What many homeowners don’t realize is that standard policies aren’t usually robust enough for a high-value home. Even policies that are referred to as “high value” policies are sometimes just a standard policy with riders attached to beef them up. This isn’t necessarily bad; it just might not be the most appropriate policy for a truly high-value home.

 

Many high-value homeowner’s insurance policies for the wealthy also cover valuables such as artwork and jewelry.

 

 

Life insurance

In many cases, high net worth individuals carry life insurance, not for the economic security of their family, but to pay estate taxes, endow a charity, or for a generational wealth transfer.

 

Estate taxes can definitely take a big chunk out of your assets, leaving less for your heirs when the time comes.

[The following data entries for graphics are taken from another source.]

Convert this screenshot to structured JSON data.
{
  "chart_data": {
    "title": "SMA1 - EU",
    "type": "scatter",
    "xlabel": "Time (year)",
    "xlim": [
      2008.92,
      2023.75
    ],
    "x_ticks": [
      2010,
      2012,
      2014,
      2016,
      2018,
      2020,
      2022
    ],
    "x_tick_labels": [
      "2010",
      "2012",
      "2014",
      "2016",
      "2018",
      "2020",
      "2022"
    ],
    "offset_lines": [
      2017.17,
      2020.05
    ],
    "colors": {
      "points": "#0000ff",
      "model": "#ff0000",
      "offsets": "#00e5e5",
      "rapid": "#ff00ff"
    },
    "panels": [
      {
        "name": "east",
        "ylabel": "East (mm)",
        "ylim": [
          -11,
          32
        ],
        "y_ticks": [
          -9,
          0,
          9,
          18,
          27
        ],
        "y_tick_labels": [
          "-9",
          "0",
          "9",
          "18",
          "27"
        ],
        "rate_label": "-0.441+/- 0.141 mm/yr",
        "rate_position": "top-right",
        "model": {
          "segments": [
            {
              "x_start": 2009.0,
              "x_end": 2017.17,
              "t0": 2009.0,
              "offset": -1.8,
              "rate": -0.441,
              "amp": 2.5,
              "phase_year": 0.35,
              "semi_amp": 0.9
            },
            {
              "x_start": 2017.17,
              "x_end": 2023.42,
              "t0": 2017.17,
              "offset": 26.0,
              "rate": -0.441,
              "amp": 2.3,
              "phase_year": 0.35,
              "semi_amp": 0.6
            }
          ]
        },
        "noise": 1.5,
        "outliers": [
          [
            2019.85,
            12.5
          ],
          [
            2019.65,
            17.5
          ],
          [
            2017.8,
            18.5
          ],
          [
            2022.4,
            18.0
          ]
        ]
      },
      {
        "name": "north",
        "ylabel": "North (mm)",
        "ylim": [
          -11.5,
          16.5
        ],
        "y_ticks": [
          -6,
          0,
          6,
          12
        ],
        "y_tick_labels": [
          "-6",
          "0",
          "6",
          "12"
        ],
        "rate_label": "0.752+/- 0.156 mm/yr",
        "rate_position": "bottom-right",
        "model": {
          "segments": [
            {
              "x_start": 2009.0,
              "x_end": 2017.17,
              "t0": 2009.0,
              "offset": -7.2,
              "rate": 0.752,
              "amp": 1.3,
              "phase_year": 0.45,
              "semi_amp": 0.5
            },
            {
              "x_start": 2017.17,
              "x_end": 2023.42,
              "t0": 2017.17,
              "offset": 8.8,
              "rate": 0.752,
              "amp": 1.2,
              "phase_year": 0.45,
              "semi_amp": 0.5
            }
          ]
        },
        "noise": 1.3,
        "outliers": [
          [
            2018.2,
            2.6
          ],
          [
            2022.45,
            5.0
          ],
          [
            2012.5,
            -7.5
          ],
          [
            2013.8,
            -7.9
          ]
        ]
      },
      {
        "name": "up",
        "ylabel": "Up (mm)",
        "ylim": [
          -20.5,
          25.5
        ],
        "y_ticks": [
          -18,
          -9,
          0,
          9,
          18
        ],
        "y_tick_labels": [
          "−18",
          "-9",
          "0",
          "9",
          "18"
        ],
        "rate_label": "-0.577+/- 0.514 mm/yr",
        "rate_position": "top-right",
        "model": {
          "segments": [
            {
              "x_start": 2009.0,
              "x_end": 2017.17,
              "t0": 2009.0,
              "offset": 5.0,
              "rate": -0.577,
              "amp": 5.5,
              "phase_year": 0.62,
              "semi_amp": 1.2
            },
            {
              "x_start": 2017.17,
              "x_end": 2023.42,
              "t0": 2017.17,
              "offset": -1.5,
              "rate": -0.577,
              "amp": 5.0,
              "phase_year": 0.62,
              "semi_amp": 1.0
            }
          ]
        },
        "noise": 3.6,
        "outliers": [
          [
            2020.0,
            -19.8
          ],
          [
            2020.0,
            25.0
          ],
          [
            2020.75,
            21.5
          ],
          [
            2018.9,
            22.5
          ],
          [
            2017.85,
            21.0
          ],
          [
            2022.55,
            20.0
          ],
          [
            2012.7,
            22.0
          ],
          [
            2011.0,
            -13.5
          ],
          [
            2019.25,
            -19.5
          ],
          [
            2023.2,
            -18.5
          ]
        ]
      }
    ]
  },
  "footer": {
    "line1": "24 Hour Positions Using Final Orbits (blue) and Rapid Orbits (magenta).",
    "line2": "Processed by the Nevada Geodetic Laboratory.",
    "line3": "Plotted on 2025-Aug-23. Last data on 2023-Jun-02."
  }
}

Historically, estate taxes are one of the primary reasons high net worth people have life insurance. Estate taxes can take a big chunk out of your assets, which would leave less to your heirs.

 

Now let’s address the issue of securing the economic future of your family, because while it may not be the primary driver for life insurance for HNWI’s, it can be crucial if you have a dependent family, including children and a nonworking spouse.

The answer is probably obvious; you’re a HNWI, and you have a high income. There’s a good chance your income could disappear upon your death, but your family’s living expenses won’t.

 

Umbrella insurance

In the simplest of terms, an umbrella policy takes up where your home and auto insurance leaves off. Affluent individuals often choose either an umbrella policy or a personal liability policy, which provides increased coverage of your assets, beyond what your homeowner’s and auto insurance policies cover.

 

Homeowner’s and auto policies often cap liability payouts at around $500,000. Any liabilities you have above that would come out of your pocket unless you have an umbrella policy.

  • Specialized personal umbrella policies can have limits as high as $100 million and are offered by a select group of companies. As a HNWI, you might consider an umbrella policy if you:
  • Have a swimming pool, personal watercraft, trampoline, etc.
  • Rent out your second home when you are not using it
  • Employ household staff, including nannies, a housekeeper, or a gardener
  • Hold charity functions or other types of business events at your home
  • Serve on a board of directors

Long-term care insurance

As a HNWI, you have the choice to self-insure, and in fact, many financial advisors would recommend keeping your money in investments. However, there a few things to keep in mind and consider. One concern that many have is the impact of a very long and costly extended care situation, which could be devastating to even those with substantial assets.

 

The other concern those with considerable net worth have is the tax consequences when their own assets must be used to pay for their long-term care. Whether wealthy or not, every family will face difficult challenges when a parent suffers a long-term care event. A long-term care policy will reduce the stress and burden on loved ones, and some HNW individuals consider that a significant benefit.

 

When it comes to insurance, there are a lot of options, and the decision on what type of insurance you should carry is a highly personalized endeavor. Along with your insurance agent, you should work with your financial advisor to make sure you are getting maximum benefits out of your individual policies.